Set 3 – 10 Lines on Earthquake for Higher Class Students
The following set of 10 lines on earthquakes will be useful for students who are in classes 10, 11 and 12.
- An earthquake refers to when the ground on the earth shakes as a result of the movement of tectonic plates under the crust of the earth.
- The central point where the earthquake impacts the most is called the epicentre, and the vibrations take place in a circular fashion around the epicentre.
- The vibrations or the shaking of the earth is caused by what we call seismic waves that are caused by the shaking of tectonic plates under the crust of the earth.
- The magnitude of an earthquake refers to how intense the earthquake was and it also implies how much damage it has caused at the epicentre and surrounding areas.
- The magnitude is measured on the Richter scale using a seismograph by a specialist.
- Earthquakes with a magnitude of 1 to 3 are considered to be relatively minor, those with a magnitude of 3.1 to 6.9 are considered moderate or strong, while any earthquakes with a magnitude higher than 7 are considered to be strong and highly destructive.
- It is incredibly necessary to take all the necessary security measures when an earthquake takes place, such as assembling in an open ground or crouching under tables to ensure that no heavy objects fall upon us.
- There are several earthquake hazards such as displacement of the ground and the falling of buildings, trees, light poles, etc. due to the pressure, flooding in case a dam or levee breaks due to the seismic waves, and fires caused by gas lines which may break.
- It is important to be aware of the various hazards that an earthquake can bring, and also take the appropriate safety measures during earthquakes, such as assembling in an open field or hiding underneath solid and stable furniture such as a desk or bed so as to prevent any objects falling on you.
- The worst earthquake in the history of the world is called the Valdivia Earthquake, which took place near Chile in the year 1960, and had a magnitude of 9.5, killing nearly 5700 people and leaving a million homeless.
Frequently Asked Questions on Earthquake
What does magnitude mean?
Magnitude is the word we use when referring to the ‘size’ of an earthquake, and it based on the measurement of the rigour of the earthquake provided by a seismograph.
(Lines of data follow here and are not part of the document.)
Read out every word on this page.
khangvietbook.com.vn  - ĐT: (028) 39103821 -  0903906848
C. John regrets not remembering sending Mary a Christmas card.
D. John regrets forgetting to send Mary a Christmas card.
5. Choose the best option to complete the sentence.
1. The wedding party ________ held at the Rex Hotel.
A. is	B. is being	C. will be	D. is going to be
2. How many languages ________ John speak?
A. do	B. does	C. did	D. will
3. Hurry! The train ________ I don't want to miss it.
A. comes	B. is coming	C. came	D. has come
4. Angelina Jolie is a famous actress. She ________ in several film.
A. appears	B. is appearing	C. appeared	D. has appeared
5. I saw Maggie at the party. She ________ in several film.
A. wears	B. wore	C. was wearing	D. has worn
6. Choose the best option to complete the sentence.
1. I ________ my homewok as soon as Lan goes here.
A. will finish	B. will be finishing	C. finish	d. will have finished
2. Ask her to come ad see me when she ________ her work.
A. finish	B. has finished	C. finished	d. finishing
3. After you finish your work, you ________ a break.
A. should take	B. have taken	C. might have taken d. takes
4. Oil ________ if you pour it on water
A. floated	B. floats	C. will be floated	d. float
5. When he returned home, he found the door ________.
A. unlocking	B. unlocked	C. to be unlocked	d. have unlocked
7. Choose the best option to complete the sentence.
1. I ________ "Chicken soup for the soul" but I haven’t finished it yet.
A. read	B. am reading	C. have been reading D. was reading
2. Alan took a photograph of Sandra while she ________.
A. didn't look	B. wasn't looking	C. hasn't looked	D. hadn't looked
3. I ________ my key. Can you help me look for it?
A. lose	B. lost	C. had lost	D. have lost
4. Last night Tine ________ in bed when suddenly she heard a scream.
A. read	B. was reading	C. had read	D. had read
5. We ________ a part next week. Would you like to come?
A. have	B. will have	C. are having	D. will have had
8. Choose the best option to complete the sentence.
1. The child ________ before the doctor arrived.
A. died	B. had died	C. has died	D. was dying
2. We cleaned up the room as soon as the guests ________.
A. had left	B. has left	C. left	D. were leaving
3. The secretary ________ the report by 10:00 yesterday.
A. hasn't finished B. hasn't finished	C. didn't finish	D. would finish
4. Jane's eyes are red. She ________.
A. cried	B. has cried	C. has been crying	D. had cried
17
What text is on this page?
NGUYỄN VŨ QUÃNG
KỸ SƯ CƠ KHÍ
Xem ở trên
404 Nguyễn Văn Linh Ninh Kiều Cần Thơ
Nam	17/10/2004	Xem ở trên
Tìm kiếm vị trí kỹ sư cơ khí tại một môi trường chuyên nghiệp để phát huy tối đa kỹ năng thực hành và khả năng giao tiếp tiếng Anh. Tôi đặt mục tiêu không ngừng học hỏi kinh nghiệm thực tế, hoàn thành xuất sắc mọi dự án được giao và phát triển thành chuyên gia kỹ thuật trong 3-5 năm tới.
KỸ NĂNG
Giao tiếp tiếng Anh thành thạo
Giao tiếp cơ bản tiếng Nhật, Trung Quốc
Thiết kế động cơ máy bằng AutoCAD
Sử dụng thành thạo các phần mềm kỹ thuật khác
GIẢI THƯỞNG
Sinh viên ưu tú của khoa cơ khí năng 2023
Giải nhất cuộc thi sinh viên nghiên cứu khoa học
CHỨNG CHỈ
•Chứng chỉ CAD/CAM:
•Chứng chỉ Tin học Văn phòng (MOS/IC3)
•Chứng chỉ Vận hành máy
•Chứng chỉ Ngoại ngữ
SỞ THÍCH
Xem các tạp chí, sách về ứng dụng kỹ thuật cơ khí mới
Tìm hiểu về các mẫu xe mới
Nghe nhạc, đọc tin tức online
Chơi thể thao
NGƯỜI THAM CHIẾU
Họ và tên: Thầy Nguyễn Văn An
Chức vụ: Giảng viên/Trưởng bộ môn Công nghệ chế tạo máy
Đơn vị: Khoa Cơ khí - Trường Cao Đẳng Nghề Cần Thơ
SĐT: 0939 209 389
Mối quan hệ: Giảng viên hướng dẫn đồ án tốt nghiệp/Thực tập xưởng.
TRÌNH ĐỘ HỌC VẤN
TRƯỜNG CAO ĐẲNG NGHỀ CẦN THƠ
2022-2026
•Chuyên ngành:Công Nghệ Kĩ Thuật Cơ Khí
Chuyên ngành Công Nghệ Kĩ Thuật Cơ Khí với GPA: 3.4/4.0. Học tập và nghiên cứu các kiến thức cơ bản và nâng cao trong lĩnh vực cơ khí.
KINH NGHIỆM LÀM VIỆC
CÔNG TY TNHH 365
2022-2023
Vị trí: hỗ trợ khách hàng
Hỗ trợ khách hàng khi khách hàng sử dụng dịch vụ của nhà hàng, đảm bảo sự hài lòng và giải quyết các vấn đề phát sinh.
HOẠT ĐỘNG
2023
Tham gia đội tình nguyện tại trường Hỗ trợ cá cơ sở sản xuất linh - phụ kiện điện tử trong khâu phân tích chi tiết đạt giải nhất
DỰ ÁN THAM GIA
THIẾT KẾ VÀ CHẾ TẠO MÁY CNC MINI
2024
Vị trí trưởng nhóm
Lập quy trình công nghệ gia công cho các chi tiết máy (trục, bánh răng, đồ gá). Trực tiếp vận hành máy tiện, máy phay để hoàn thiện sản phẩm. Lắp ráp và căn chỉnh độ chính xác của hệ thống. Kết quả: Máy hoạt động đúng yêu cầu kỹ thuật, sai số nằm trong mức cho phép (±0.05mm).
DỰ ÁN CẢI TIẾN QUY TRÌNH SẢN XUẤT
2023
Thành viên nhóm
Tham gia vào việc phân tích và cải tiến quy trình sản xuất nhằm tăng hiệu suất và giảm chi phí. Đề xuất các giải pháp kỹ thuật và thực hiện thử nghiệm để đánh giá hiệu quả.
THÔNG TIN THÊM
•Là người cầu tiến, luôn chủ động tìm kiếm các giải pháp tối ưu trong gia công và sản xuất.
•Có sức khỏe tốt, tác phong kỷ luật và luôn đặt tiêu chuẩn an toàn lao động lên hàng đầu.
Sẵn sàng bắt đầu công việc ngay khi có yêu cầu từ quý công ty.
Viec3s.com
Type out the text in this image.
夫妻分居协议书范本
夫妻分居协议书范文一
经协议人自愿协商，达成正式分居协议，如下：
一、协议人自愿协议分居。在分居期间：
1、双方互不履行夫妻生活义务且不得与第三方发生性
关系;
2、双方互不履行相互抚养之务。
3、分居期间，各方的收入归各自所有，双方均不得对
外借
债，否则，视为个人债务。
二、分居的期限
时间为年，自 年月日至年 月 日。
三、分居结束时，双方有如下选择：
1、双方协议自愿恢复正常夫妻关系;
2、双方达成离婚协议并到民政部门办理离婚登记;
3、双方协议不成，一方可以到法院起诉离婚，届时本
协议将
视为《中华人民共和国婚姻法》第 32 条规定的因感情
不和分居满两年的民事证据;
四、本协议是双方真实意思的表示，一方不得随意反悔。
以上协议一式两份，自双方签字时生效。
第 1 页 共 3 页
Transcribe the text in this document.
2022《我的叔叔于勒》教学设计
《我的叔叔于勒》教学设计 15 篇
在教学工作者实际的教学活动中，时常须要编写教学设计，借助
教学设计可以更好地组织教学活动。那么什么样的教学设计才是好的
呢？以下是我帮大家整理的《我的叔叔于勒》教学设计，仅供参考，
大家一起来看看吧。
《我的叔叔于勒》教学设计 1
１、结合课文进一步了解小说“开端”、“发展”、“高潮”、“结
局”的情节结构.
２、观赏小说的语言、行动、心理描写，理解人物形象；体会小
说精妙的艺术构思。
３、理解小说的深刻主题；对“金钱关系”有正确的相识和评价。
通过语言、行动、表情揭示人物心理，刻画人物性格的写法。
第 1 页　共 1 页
Magnitude is measured on a scale of 1 to 10, where magnitudes of 1 to about 2.5 can hardly be felt, but are yet recorded by a seismograph. Earthquakes with magnitudes 3 to 7 are moderate and strong and can cause severe amounts of damage. Earthquakes above the magnitude of 8, and especially 9, are disastrous and can bring long-term destruction of the epicentre and its surrounding areas.
What are some earthquakes which caused a lot of destruction?
The Valdivia Earthquake of 1960 took place in Chile. It had a magnitude of 9.5, had 5700 casualties and many more injured, and it rendered 1 million people homeless.
The 1964 Great Alaska Earthquake in Southern Alaska had a magnitude of 9.2 and 131 people died, while damages incurred crossed 300 million dollars at the time. The Indian Ocean Earthquake of 2004 was coupled with the Indian Ocean Tsunami of 2004, with a magnitude of 9.1 and 227898 deaths along the coast of the Indian Ocean.
What is a seismograph?
A seismograph is a device which is used to measure the magnitude of an earthquake. It is also called a seismometer.
What is a tectonic plate?
The crust of the earth is divided into several tectonic plates, which are small layers of the upper mantle of the earth. As these tectonic plates collide, they create mountains, and as they separate, they create canals, canyons, etc. and when there is a movement in these plates, the surface of the earth shakes as what we call an earthquake.